Association of human brain‐age with genetically predicted plasma levels of brain rejuvenating and aging factors identified in mice
Federica Anastasi, Patricia Genius, Armand González Escalante, Blanca Rodríguez‐Fernández, Irene Cumplido‐Mayoral, Carles Falcon, Carolina Minguillon, Marta del Campo, Manel Esteller, Arcadi Navarro, Juan Domingo Gispert, Marc Suárez‐Calvet, Natalia Vilor‐Tejedor- Psychiatry and Mental health
- Cellular and Molecular Neuroscience
- Geriatrics and Gerontology
- Neurology (clinical)
- Developmental Neuroscience
- Health Policy
- Epidemiology
Abstract
Background
Aging is the primary risk factor for Alzheimer’s disease. Experiments in mice have identified circulating proteins with an “aging/rejuvenating” effect on the brain. However, whether these proteins have an effect on the human brain remains unknown. Here, we leverage genetic data to study links between the predicted plasma levels of these proteins and human brain age.
Methods
This study includes 1,394 cognitively unimpaired individuals of the ALFA study. Plasma proteins with an effect on mice brain aging were identified through a systematic review [Figure 1]. Summary statistics data of protein quantitative trait loci (pQTLs) associated to these proteins in human (inclusion threshold<5×10−5) were acquired from a previous study (Pietzner et al.,2021), and used for computing protein genetic scores (pPRS). For each ALFA cohort participant, DeltaAge scores was calculated by subtracting chronological age from MRI‐based estimation of brain age (Cumplido et al.,2022). Positive values are interpreted as brain age older than chronological age, and viceversa.
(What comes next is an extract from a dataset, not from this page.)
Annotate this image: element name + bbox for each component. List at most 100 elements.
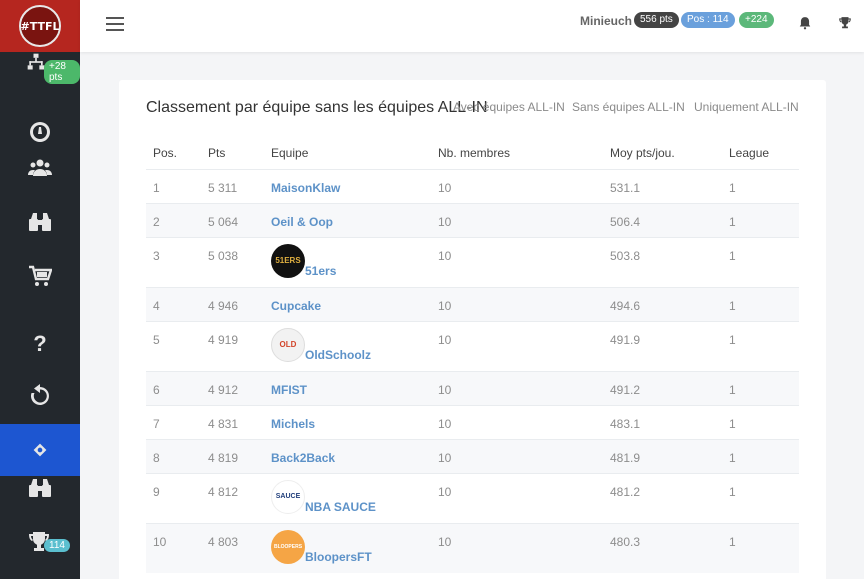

The associations between brain DeltaAge measurements and pPRSs were assessed through general linear regression models stratified by sex, amyloid‐β (Aβ) status (CSF‐Aβ42/40<0.071 [Milà‐Alomà et al.,2020]) and APOE‐ε4 carriership. Results were reported for nominal and group‐correction (two experimental aging groups) level of significance (p<0.05, p<0.025, respectively). All pQTLs included in the significant pPRS were functionally annotated and an enrichment analysis was performed.
Results
Genetically predicted plasma levels of CSF2, VCAM1, HP, GHRH and BGLAP were associated with negative values of brain DeltaAge, while KLOTHO with positive values. Results for GHRH (Aβ+ and APOE‐ε4 non‐carriers) and BGLAP (APOE‐ε4 carriers) remained significant after p‐value correction, with an effect in agreement with their brain rejuvenation role as found in mice [Figure 2]. Enrichment analysis found immune response and complement activation processes associated with negative values of DeltaAge [Figure 3].
Conclusions
These results show that plasma levels of the brain aging/rejuvenating proteins discovered in mice may also influence human brain aging. In particular, genetically predicted levels of two rejuvenating factors in mice (BGLAP and GHRH) were associated with a younger brain age than chronological age. Follow‐up analyses will include protein level measurements to unravel the molecular complexity of brain aging.